Già questo sarebbe sufficiente per parlare di una vera messa in scena, da parte del Gran Vecchio. Ma ora il Gran Vecchio ci vuole stupire con qualcosa di più scenografico, degno del finale di un grande spettacolo: inventa i colori, che sono la materia prima dell’arte pittorica.
Ma dobbiamo di nuovo tornare per un attimo alla scienza.
La luce che noi consideriamo bianca è in realtà una mescolanza di colori: perché? La luce dal punto di vista fisico è una oscillazione del campo elettromagnetico che si propaga per onde: è una radiazione elettromagnetica, composta però da tante radiazioni di diversa frequenza di oscillazione. E anche questa non è un’altra “magia” del Gran Vecchio, che l’umanità è riuscita a capire soltanto in tempi recenti, grazie al grande Maxwell? Elettricità e magnetismo, due fenomeni ritenuti separati e distinti per tanto tempo, si sono rivelati invece essere attori parimenti protagonisti di un unico fenomeno: il campo elettromagnetico. Elettricità e magnetismo danzano a braccetto nello spazio, con la grazia e leggerezza di un’onda, trasferendo energia da un punto all’altro.

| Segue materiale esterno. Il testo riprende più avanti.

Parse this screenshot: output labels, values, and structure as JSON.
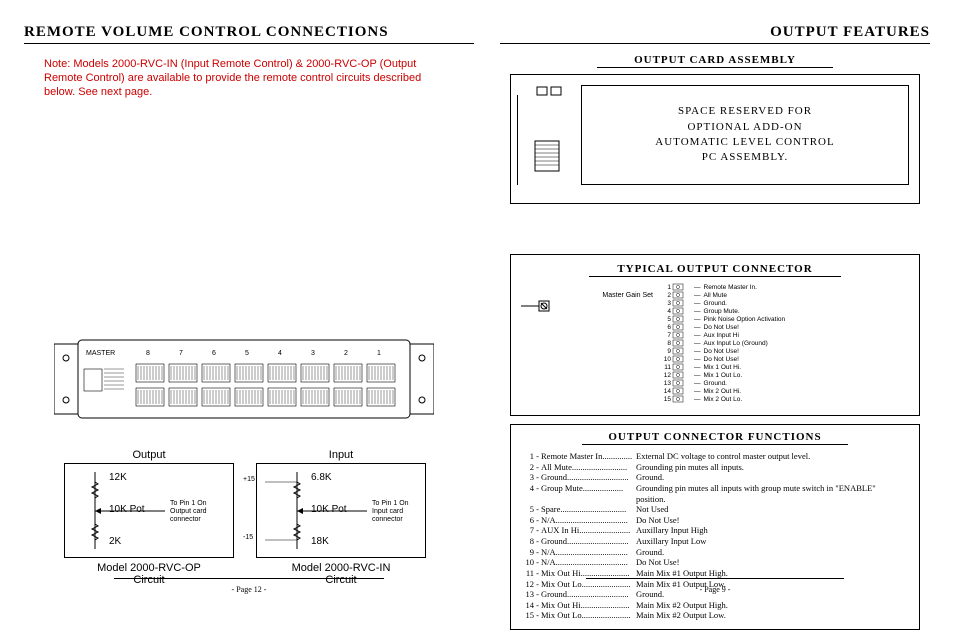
{
  "left": {
    "title": "REMOTE  VOLUME  CONTROL  CONNECTIONS",
    "note": "Note: Models 2000-RVC-IN (Input Remote Control) & 2000-RVC-OP (Output Remote Control) are available to provide the remote control circuits described below. See next page.",
    "chassis": {
      "master": "MASTER",
      "slots": [
        "8",
        "7",
        "6",
        "5",
        "4",
        "3",
        "2",
        "1"
      ]
    },
    "output_circuit": {
      "heading": "Output",
      "r1": "12K",
      "pot": "10K Pot",
      "r2": "2K",
      "note1": "To Pin 1 On",
      "note2": "Output card",
      "note3": "connector",
      "model": "Model 2000-RVC-OP",
      "sub": "Circuit"
    },
    "input_circuit": {
      "heading": "Input",
      "r1": "6.8K",
      "pot": "10K Pot",
      "r2": "18K",
      "plus": "+15",
      "minus": "-15",
      "note1": "To Pin 1 On",
      "note2": "Input card",
      "note3": "connector",
      "model": "Model 2000-RVC-IN",
      "sub": "Circuit"
    },
    "pagenum": "- Page  12 -"
  },
  "right": {
    "title": "OUTPUT  FEATURES",
    "card_hdr": "OUTPUT  CARD  ASSEMBLY",
    "addon1": "SPACE  RESERVED  FOR",
    "addon2": "OPTIONAL  ADD-ON",
    "addon3": "AUTOMATIC  LEVEL  CONTROL",
    "addon4": "PC  ASSEMBLY.",
    "conn_hdr": "TYPICAL   OUTPUT   CONNECTOR",
    "gain": "Master Gain  Set",
    "pins": [
      {
        "n": "1",
        "label": "Remote  Master In."
      },
      {
        "n": "2",
        "label": "All  Mute"
      },
      {
        "n": "3",
        "label": "Ground."
      },
      {
        "n": "4",
        "label": "Group  Mute."
      },
      {
        "n": "5",
        "label": "Pink Noise Option Activation"
      },
      {
        "n": "6",
        "label": "Do Not Use!"
      },
      {
        "n": "7",
        "label": "Aux Input Hi"
      },
      {
        "n": "8",
        "label": "Aux Input Lo (Ground)"
      },
      {
        "n": "9",
        "label": "Do Not Use!"
      },
      {
        "n": "10",
        "label": "Do Not Use!"
      },
      {
        "n": "11",
        "label": "Mix 1 Out Hi."
      },
      {
        "n": "12",
        "label": "Mix 1 Out Lo."
      },
      {
        "n": "13",
        "label": "Ground."
      },
      {
        "n": "14",
        "label": "Mix 2 Out Hi."
      },
      {
        "n": "15",
        "label": "Mix 2 Out  Lo."
      }
    ],
    "func_hdr": "OUTPUT   CONNECTOR   FUNCTIONS",
    "funcs": [
      {
        "n": "1",
        "name": "Remote  Master In",
        "dots": "..............",
        "desc": "External DC voltage to control master output level."
      },
      {
        "n": "2",
        "name": "All  Mute",
        "dots": "..........................",
        "desc": "Grounding pin mutes all inputs."
      },
      {
        "n": "3",
        "name": "Ground",
        "dots": ".............................",
        "desc": "Ground."
      },
      {
        "n": "4",
        "name": "Group  Mute",
        "dots": "...................",
        "desc": "Grounding pin mutes all inputs with group mute switch in \"ENABLE\" position."
      },
      {
        "n": "5",
        "name": "Spare",
        "dots": "...............................",
        "desc": "Not Used"
      },
      {
        "n": "6",
        "name": "N/A",
        "dots": "..................................",
        "desc": "Do Not Use!"
      },
      {
        "n": "7",
        "name": "AUX In Hi",
        "dots": "........................",
        "desc": "Auxillary Input High"
      },
      {
        "n": "8",
        "name": "Ground",
        "dots": ".............................",
        "desc": "Auxillary Input Low"
      },
      {
        "n": "9",
        "name": "N/A",
        "dots": "..................................",
        "desc": "Ground."
      },
      {
        "n": "10",
        "name": "N/A",
        "dots": "..................................",
        "desc": "Do Not Use!"
      },
      {
        "n": "11",
        "name": "Mix Out Hi",
        "dots": ".......................",
        "desc": "Main Mix #1 Output High."
      },
      {
        "n": "12",
        "name": "Mix Out Lo",
        "dots": ".......................",
        "desc": "Main Mix #1 Output Low."
      },
      {
        "n": "13",
        "name": "Ground",
        "dots": ".............................",
        "desc": "Ground."
      },
      {
        "n": "14",
        "name": "Mix Out Hi",
        "dots": ".......................",
        "desc": "Main Mix #2 Output High."
      },
      {
        "n": "15",
        "name": "Mix Out Lo",
        "dots": ".......................",
        "desc": "Main Mix #2 Output Low."
      }
    ],
    "pagenum": "- Page  9 -"
  }
}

E qui il Gran Vecchio ci ha voluto regalare la materia prima della pittura, senza la quale questa non esisterebbe: il colore, Ha fatto si, prima di tutto, che i nostri fotorecettori (le cellule sensibili alla luce, coni e bastoncelli) fossero sensibili soltanto a una piccolissima parte dell’ampio intervallo di componenti della radiazione elettromagnetica, quelle che chiamiamo luce e ci consentono di vedere soltanto le forme esterne delle cose.

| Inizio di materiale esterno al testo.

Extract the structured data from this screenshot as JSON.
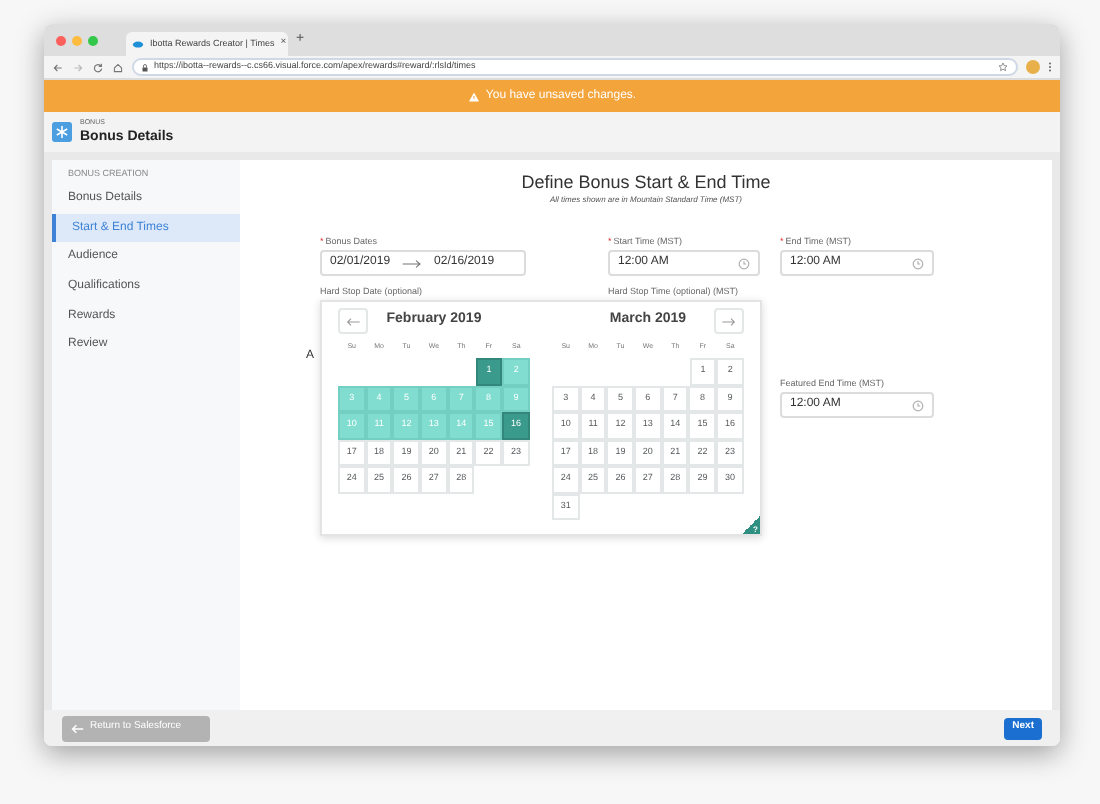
{
  "browser": {
    "tab": {
      "title": "Ibotta Rewards Creator | Times",
      "close": "×"
    },
    "new_tab": "+",
    "url": "https://ibotta--rewards--c.cs66.visual.force.com/apex/rewards#reward/:rlsId/times"
  },
  "banner": {
    "message": "You have unsaved changes."
  },
  "header": {
    "eyebrow": "BONUS",
    "title": "Bonus Details"
  },
  "sidebar": {
    "heading": "BONUS CREATION",
    "items": [
      {
        "label": "Bonus Details",
        "selected": false
      },
      {
        "label": "Start & End Times",
        "selected": true
      },
      {
        "label": "Audience",
        "selected": false
      },
      {
        "label": "Qualifications",
        "selected": false
      },
      {
        "label": "Rewards",
        "selected": false
      },
      {
        "label": "Review",
        "selected": false
      }
    ]
  },
  "main": {
    "title": "Define Bonus Start & End Time",
    "subtitle": "All times shown are in Mountain Standard Time (MST)",
    "bonus_dates": {
      "required": true,
      "required_mark": "*",
      "label": "Bonus Dates",
      "start": "02/01/2019",
      "end": "02/16/2019"
    },
    "start_time": {
      "required": true,
      "required_mark": "*",
      "label": "Start Time (MST)",
      "value": "12:00 AM"
    },
    "end_time": {
      "required": true,
      "required_mark": "*",
      "label": "End Time (MST)",
      "value": "12:00 AM"
    },
    "hard_stop_date": {
      "label": "Hard Stop Date (optional)"
    },
    "hard_stop_time": {
      "label": "Hard Stop Time (optional) (MST)"
    },
    "partial_label": "A",
    "featured_end_time": {
      "label": "Featured End Time (MST)",
      "value": "12:00 AM"
    }
  },
  "calendar": {
    "shortcut_badge": "?",
    "months": [
      {
        "title": "February 2019",
        "weekdays": [
          "Su",
          "Mo",
          "Tu",
          "We",
          "Th",
          "Fr",
          "Sa"
        ],
        "weeks": [
          {
            "right_aligned": true,
            "days": [
              {
                "day": "1",
                "in_range": true,
                "endpoint": true
              },
              {
                "day": "2",
                "in_range": true,
                "endpoint": false
              }
            ]
          },
          {
            "right_aligned": false,
            "days": [
              {
                "day": "3",
                "in_range": true,
                "endpoint": false
              },
              {
                "day": "4",
                "in_range": true,
                "endpoint": false
              },
              {
                "day": "5",
                "in_range": true,
                "endpoint": false
              },
              {
                "day": "6",
                "in_range": true,
                "endpoint": false
              },
              {
                "day": "7",
                "in_range": true,
                "endpoint": false
              },
              {
                "day": "8",
                "in_range": true,
                "endpoint": false
              },
              {
                "day": "9",
                "in_range": true,
                "endpoint": false
              }
            ]
          },
          {
            "right_aligned": false,
            "days": [
              {
                "day": "10",
                "in_range": true,
                "endpoint": false
              },
              {
                "day": "11",
                "in_range": true,
                "endpoint": false
              },
              {
                "day": "12",
                "in_range": true,
                "endpoint": false
              },
              {
                "day": "13",
                "in_range": true,
                "endpoint": false
              },
              {
                "day": "14",
                "in_range": true,
                "endpoint": false
              },
              {
                "day": "15",
                "in_range": true,
                "endpoint": false
              },
              {
                "day": "16",
                "in_range": true,
                "endpoint": true
              }
            ]
          },
          {
            "right_aligned": false,
            "days": [
              {
                "day": "17",
                "in_range": false,
                "endpoint": false
              },
              {
                "day": "18",
                "in_range": false,
                "endpoint": false
              },
              {
                "day": "19",
                "in_range": false,
                "endpoint": false
              },
              {
                "day": "20",
                "in_range": false,
                "endpoint": false
              },
              {
                "day": "21",
                "in_range": false,
                "endpoint": false
              },
              {
                "day": "22",
                "in_range": false,
                "endpoint": false
              },
              {
                "day": "23",
                "in_range": false,
                "endpoint": false
              }
            ]
          },
          {
            "right_aligned": false,
            "days": [
              {
                "day": "24",
                "in_range": false,
                "endpoint": false
              },
              {
                "day": "25",
                "in_range": false,
                "endpoint": false
              },
              {
                "day": "26",
                "in_range": false,
                "endpoint": false
              },
              {
                "day": "27",
                "in_range": false,
                "endpoint": false
              },
              {
                "day": "28",
                "in_range": false,
                "endpoint": false
              }
            ]
          }
        ]
      },
      {
        "title": "March 2019",
        "weekdays": [
          "Su",
          "Mo",
          "Tu",
          "We",
          "Th",
          "Fr",
          "Sa"
        ],
        "weeks": [
          {
            "right_aligned": true,
            "days": [
              {
                "day": "1",
                "in_range": false,
                "endpoint": false
              },
              {
                "day": "2",
                "in_range": false,
                "endpoint": false
              }
            ]
          },
          {
            "right_aligned": false,
            "days": [
              {
                "day": "3",
                "in_range": false,
                "endpoint": false
              },
              {
                "day": "4",
                "in_range": false,
                "endpoint": false
              },
              {
                "day": "5",
                "in_range": false,
                "endpoint": false
              },
              {
                "day": "6",
                "in_range": false,
                "endpoint": false
              },
              {
                "day": "7",
                "in_range": false,
                "endpoint": false
              },
              {
                "day": "8",
                "in_range": false,
                "endpoint": false
              },
              {
                "day": "9",
                "in_range": false,
                "endpoint": false
              }
            ]
          },
          {
            "right_aligned": false,
            "days": [
              {
                "day": "10",
                "in_range": false,
                "endpoint": false
              },
              {
                "day": "11",
                "in_range": false,
                "endpoint": false
              },
              {
                "day": "12",
                "in_range": false,
                "endpoint": false
              },
              {
                "day": "13",
                "in_range": false,
                "endpoint": false
              },
              {
                "day": "14",
                "in_range": false,
                "endpoint": false
              },
              {
                "day": "15",
                "in_range": false,
                "endpoint": false
              },
              {
                "day": "16",
                "in_range": false,
                "endpoint": false
              }
            ]
          },
          {
            "right_aligned": false,
            "days": [
              {
                "day": "17",
                "in_range": false,
                "endpoint": false
              },
              {
                "day": "18",
                "in_range": false,
                "endpoint": false
              },
              {
                "day": "19",
                "in_range": false,
                "endpoint": false
              },
              {
                "day": "20",
                "in_range": false,
                "endpoint": false
              },
              {
                "day": "21",
                "in_range": false,
                "endpoint": false
              },
              {
                "day": "22",
                "in_range": false,
                "endpoint": false
              },
              {
                "day": "23",
                "in_range": false,
                "endpoint": false
              }
            ]
          },
          {
            "right_aligned": false,
            "days": [
              {
                "day": "24",
                "in_range": false,
                "endpoint": false
              },
              {
                "day": "25",
                "in_range": false,
                "endpoint": false
              },
              {
                "day": "26",
                "in_range": false,
                "endpoint": false
              },
              {
                "day": "27",
                "in_range": false,
                "endpoint": false
              },
              {
                "day": "28",
                "in_range": false,
                "endpoint": false
              },
              {
                "day": "29",
                "in_range": false,
                "endpoint": false
              },
              {
                "day": "30",
                "in_range": false,
                "endpoint": false
              }
            ]
          },
          {
            "right_aligned": false,
            "days": [
              {
                "day": "31",
                "in_range": false,
                "endpoint": false
              }
            ]
          }
        ]
      }
    ]
  },
  "footer": {
    "back": {
      "label": "Return to Salesforce",
      "disabled": true
    },
    "next": {
      "label": "Next"
    }
  }
}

Pensate quanto diversa sarebbe la nostra idea di bellezza, se invece noi potessimo essere in grado di essere sensibili ai raggi X: vedremmo anche tutto ciò che è all’interno di cose ed esseri viventi! In secondo luogo il Gran Vecchio ci ha voluto regalare oltre che la bellezza delle forme esterne anche quella del colore, con uno stratagemma veramente geniale: far si che le componenti di diversa frequenza di oscillazione della luce bianca fossero percepite dal nostro cervello come diversi colori.
E il tramonto cosa c’entra con tutto questo?
Eccoci alla conclusione. Le componenti della luce con frequenza più bassa, e quindi lunghezza d’onda maggiore, sono percepite dal nostro cervello come colore rosso, mentre quelle con frequenza maggiore, e lunghezza d’onda minore, sono percepite come colore blu.
Al tramonto, quando il Sole è prossimo all’orizzonte i suoi raggi devono attraversare una atmosfera molto ricca di particelle sospese di dimensioni tali da filtrare (per un fenomeno fisico detto diffrazione) le radiazioni di piccola lunghezza d’onda lasciando invece passare quelle di maggiore lunghezza d’onda, cioè quelle percepite da noi come colore rosso, che così colorano il cielo di quelle straordinarie sfumature di rosso che sembrano incendiarlo.
Ora lo spettacolo è completo: non solo vediamo il Sole che in realtà non dovremmo più vedere da più di 8 minuti, ma vediamo tingersi il cielo di rosso, per meccanismi fisici e loro trasduzioni in sensazioni che non hanno alcuna necessità per il normale corso dei fenomeni naturali. Il Gran Vecchio ha voluto trasformare ai nostri occhi semplici fenomeni fisici (finitezza della velocità della luce, rifrazione e diffrazione) in uno straordinario spettacolo illusionista e colorato. Il Gran Vecchio è il più grande ambasciatore di Arte e Scienza.
E poi c’è ancora chi si ostina a dire che Dio gioca a dadi!